Le lancement a eu lieu symboliquement le 30 avril dernier lors de la Journée internationale du jazz. L’épisode initial a rassemblé les témoignages d’une douzaine de musiciens s’étant produits dans les clubs des années 50, 60 et 70 dont les noms résonnent encore (Rose Noire, Birdland, Blue Note, Pol’s Jazz Club, Brussels Jazz Club…).
Depuis mai, le dernier jour du mois voit la mise en ligne d’un nouvel épisode centré sur un seul club, wallon ou bruxellois, passé ou actuel, que racontent leurs fondateurs et programmateurs. Les podcasts sont accessibles sur Auvio et le resteront durant plusieurs années. Notez que la série n’est pas près de s’arrêter, le programme nous mènera jusque fin 2024!
auvio.rtbf.be/emission/bienvenue-au-club-25056
Les années récentes démontrent encore et toujours que la vie de ces clubs n’épouse pas le cours d’un long fleuve tranquille. Lancé en 2015 à Verviers avec beaucoup d’espoirs, le Métronome a fermé ses portes deux ans après par la faute d’une gestion douteuse et la réouverture annoncée n’eut jamais lieu. A Dinant, l’association D’jazz, aux manettes du festival, présentait en 2021 les esquisses d’un projet de club à ouvrir en 2022. Nous sommes en 2023 et Jean-Claude Laloux et son équipe ont enfin pu confirmer le début des travaux de rénovation du bâtiment au printemps dernier. On ne parle pas encore d’une date arrêtée pour l’ouverture.
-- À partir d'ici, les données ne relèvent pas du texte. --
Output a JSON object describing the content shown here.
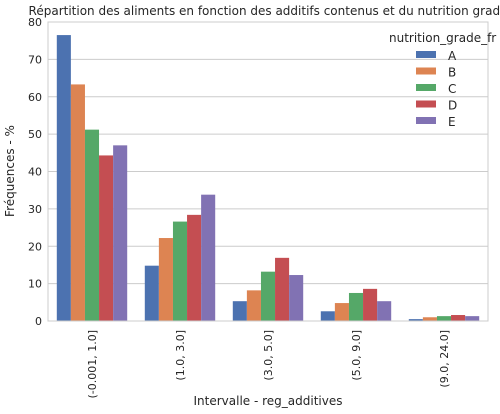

Plus préoccupante est la situation du Sounds à Ixelles, relancé avec une nouvelle équipe à l’automne 2021 après une cessation d’activités au début de la crise sanitaire puis le rachat de l’immeuble. Depuis quelques mois, un appel à l’aide financière s’est fait pressant. A la recherche de 50.000 euros, dans l’attente d’une éventuelle subvention en 2024, la cagnotte a permis d’engranger la moitié de la somme. A la rentrée en septembre, le club ouvrira ses portes, c’est ce qu’assure Joachim Caffonnette, pianiste, ancien président des Lundis d’Hortense et gérant principal de l’endroit, dans un post publié sur facebook à la mi-juillet. Mais sans garantie sur le moyen terme. La bonne adresse pour soutenir ce club est la suivante:
www.sounds.brussels/jazz-concert/help-us
Il reste une dernière chose, plaisante celle-là, à vous annoncer. La couverture de ce Hot House et les illustrations de cet article évoquent les clubs et si nous avons choisi des dessins, c’est une manière de vous révéler qu’en 2024, la Maison du Jazz proposera une exposition sur le thème “Jazz & BD”. Et même deux! Il y en aura une à l’ESA Saint-Luc à Liège au mois d’avril et une autre, sensiblement différente, au Centre Belge de la Bande Dessinée à Bruxelles durant l’été. Deux points communs: elles se concentreront sur les artistes belges contemporains ou résidant en Belgique et un focus sur l'oeuvre de Louis Joos y sera présenté. A suivre!